Best practices in DNS delegation 

Effective delegation of DNS zones is crucial for maintaining a reliable and highly available DNS infrastructure. When delegation is done properly, it allows for efficient resolution of DNS queries and minimizes the risk of issues. In this section, we will discuss some best practices to follow when delegating DNS zones to ensure optimal performance and security of your DNS infrastructure.

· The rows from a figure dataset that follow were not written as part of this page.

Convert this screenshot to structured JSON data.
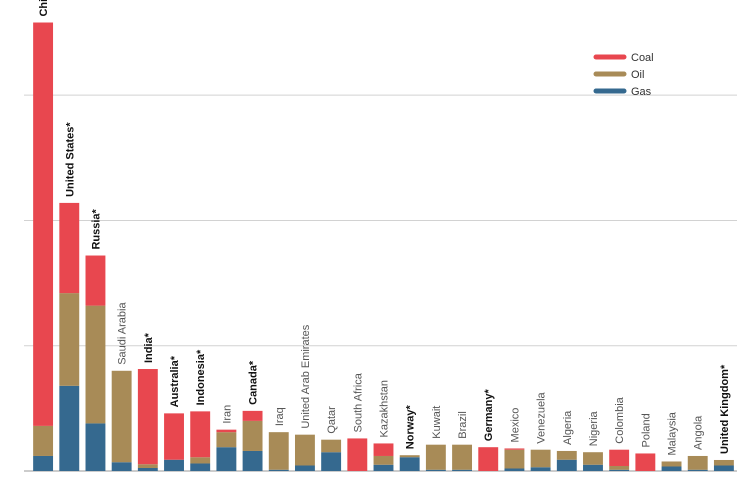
{
  "chart_data": {
    "type": "bar",
    "stacked": true,
    "title": "",
    "xlabel": "",
    "ylabel": "",
    "ylim": [
      0,
      1.8
    ],
    "grid": true,
    "legend_position": "top-right",
    "colors": {
      "Coal": "#e8474f",
      "Oil": "#a88b57",
      "Gas": "#35698f"
    },
    "categories": [
      {
        "label": "China*",
        "bold": true
      },
      {
        "label": "United States*",
        "bold": true
      },
      {
        "label": "Russia*",
        "bold": true
      },
      {
        "label": "Saudi Arabia",
        "bold": false
      },
      {
        "label": "India*",
        "bold": true
      },
      {
        "label": "Australia*",
        "bold": true
      },
      {
        "label": "Indonesia*",
        "bold": true
      },
      {
        "label": "Iran",
        "bold": false
      },
      {
        "label": "Canada*",
        "bold": true
      },
      {
        "label": "Iraq",
        "bold": false
      },
      {
        "label": "United Arab Emirates",
        "bold": false
      },
      {
        "label": "Qatar",
        "bold": false
      },
      {
        "label": "South Africa",
        "bold": false
      },
      {
        "label": "Kazakhstan",
        "bold": false
      },
      {
        "label": "Norway*",
        "bold": true
      },
      {
        "label": "Kuwait",
        "bold": false
      },
      {
        "label": "Brazil",
        "bold": false
      },
      {
        "label": "Germany*",
        "bold": true
      },
      {
        "label": "Mexico",
        "bold": false
      },
      {
        "label": "Venezuela",
        "bold": false
      },
      {
        "label": "Algeria",
        "bold": false
      },
      {
        "label": "Nigeria",
        "bold": false
      },
      {
        "label": "Colombia",
        "bold": false
      },
      {
        "label": "Poland",
        "bold": false
      },
      {
        "label": "Malaysia",
        "bold": false
      },
      {
        "label": "Angola",
        "bold": false
      },
      {
        "label": "United Kingdom*",
        "bold": true
      }
    ],
    "series": [
      {
        "name": "Gas",
        "values": [
          0.06,
          0.34,
          0.19,
          0.035,
          0.012,
          0.045,
          0.03,
          0.095,
          0.08,
          0.005,
          0.022,
          0.075,
          0.0,
          0.025,
          0.055,
          0.005,
          0.005,
          0.0,
          0.01,
          0.015,
          0.045,
          0.025,
          0.005,
          0.0,
          0.018,
          0.005,
          0.022
        ]
      },
      {
        "name": "Oil",
        "values": [
          0.12,
          0.37,
          0.47,
          0.365,
          0.015,
          0.0,
          0.025,
          0.06,
          0.12,
          0.15,
          0.123,
          0.05,
          0.0,
          0.035,
          0.008,
          0.1,
          0.1,
          0.0,
          0.075,
          0.07,
          0.035,
          0.05,
          0.015,
          0.0,
          0.02,
          0.055,
          0.022
        ]
      },
      {
        "name": "Coal",
        "values": [
          1.61,
          0.36,
          0.2,
          0.0,
          0.38,
          0.185,
          0.183,
          0.01,
          0.04,
          0.0,
          0.0,
          0.0,
          0.13,
          0.05,
          0.0,
          0.0,
          0.0,
          0.095,
          0.005,
          0.0,
          0.0,
          0.0,
          0.065,
          0.07,
          0.0,
          0.0,
          0.0
        ]
      }
    ],
    "legend": [
      "Coal",
      "Oil",
      "Gas"
    ]
  }
}
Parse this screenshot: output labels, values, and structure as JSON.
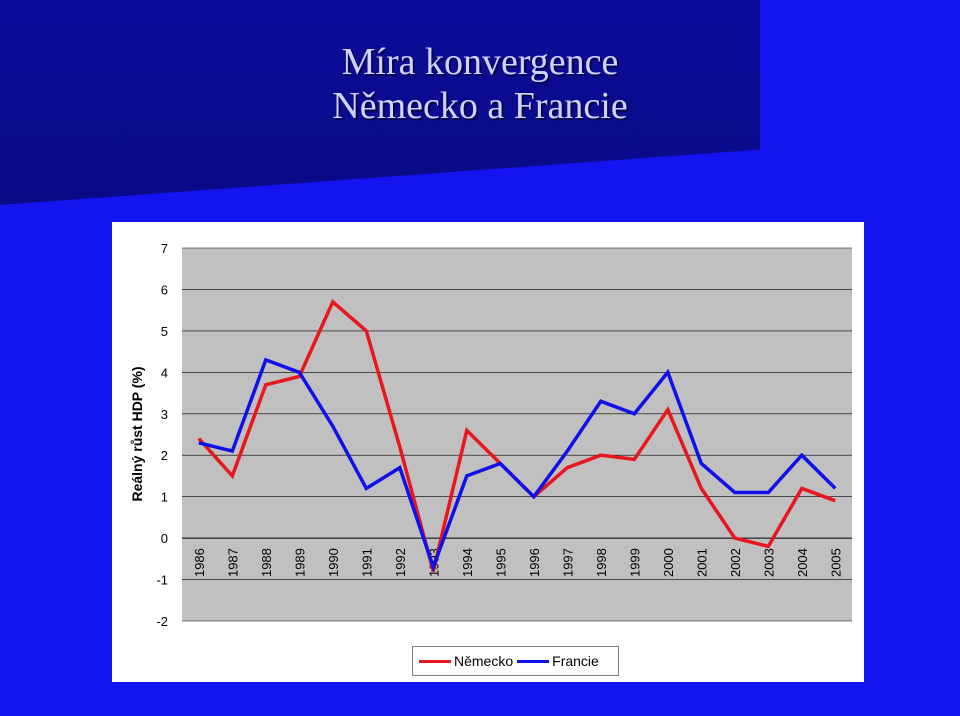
{
  "title": {
    "line1": "Míra konvergence",
    "line2": "Německo a Francie"
  },
  "colors": {
    "background": "#1414f0",
    "banner": "#0b0b8f",
    "title_text": "#cfd3ff",
    "plot_area": "#c0c0c0",
    "germany": "#e8161e",
    "france": "#1010e8"
  },
  "chart_data": {
    "type": "line",
    "title": "",
    "xlabel": "",
    "ylabel": "Reálný růst HDP (%)",
    "x": [
      "1986",
      "1987",
      "1988",
      "1989",
      "1990",
      "1991",
      "1992",
      "1993",
      "1994",
      "1995",
      "1996",
      "1997",
      "1998",
      "1999",
      "2000",
      "2001",
      "2002",
      "2003",
      "2004",
      "2005"
    ],
    "ylim": [
      -2,
      7
    ],
    "yticks": [
      "7",
      "6",
      "5",
      "4",
      "3",
      "2",
      "1",
      "0",
      "-1",
      "-2"
    ],
    "grid": true,
    "legend_position": "bottom",
    "series": [
      {
        "name": "Německo",
        "color": "#e8161e",
        "values": [
          2.4,
          1.5,
          3.7,
          3.9,
          5.7,
          5.0,
          2.2,
          -0.8,
          2.6,
          1.8,
          1.0,
          1.7,
          2.0,
          1.9,
          3.1,
          1.2,
          0.0,
          -0.2,
          1.2,
          0.9
        ]
      },
      {
        "name": "Francie",
        "color": "#1010e8",
        "values": [
          2.3,
          2.1,
          4.3,
          4.0,
          2.7,
          1.2,
          1.7,
          -0.7,
          1.5,
          1.8,
          1.0,
          2.1,
          3.3,
          3.0,
          4.0,
          1.8,
          1.1,
          1.1,
          2.0,
          1.2
        ]
      }
    ]
  }
}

• Maintain accuracy: Ensure that the delegated zone’s NS records are up to date and accurately reflect the current set of authoritative name servers. By doing this, you can avoid lame delegation issues. This can be achieved by regularly monitoring the status of the delegated name servers, ensuring that they are properly configured and functioning correctly.
• Use at least two authoritative name servers: Delegating a domain to only one name server can lead to single points of failure, which can cause downtime for the domain. To ensure that your domain remains available, it is recommended to use at least two name servers that are located in different geographic regions.
• Prioritize communication and documentation: Clear communication among all the parties involved is essential for effective DNS delegation. Ensure that everyone understands their roles and responsibilities, and create thorough documentation that provides a record of what has been delegated and who is responsible for each part of the process.
• Regularly monitor DNS health and configuration: Monitor your DNS servers and zone files frequently to ensure that they are performing optimally and are free from errors. Use DNS monitoring tools (like Catchpoint) and alerting services to detect issues before they become critical and impact your online services.

Summary of key concepts

DNS delegation is a fundamental part of the Internet that allows it to be efficiently maintained despite its huge size and complexity. When organizations delegate DNS responsibilities to different teams or locations, they can simplify DNS management, enhance performance, and incorporate third-party services. However, to ensure the safety and reliability of DNS infrastructure, it’s important to use best practices such as those outlined in this article. By implementing DNS delegation correctly, organizations can ensure efficient DNS management and minimize potential DNS infrastructure problems.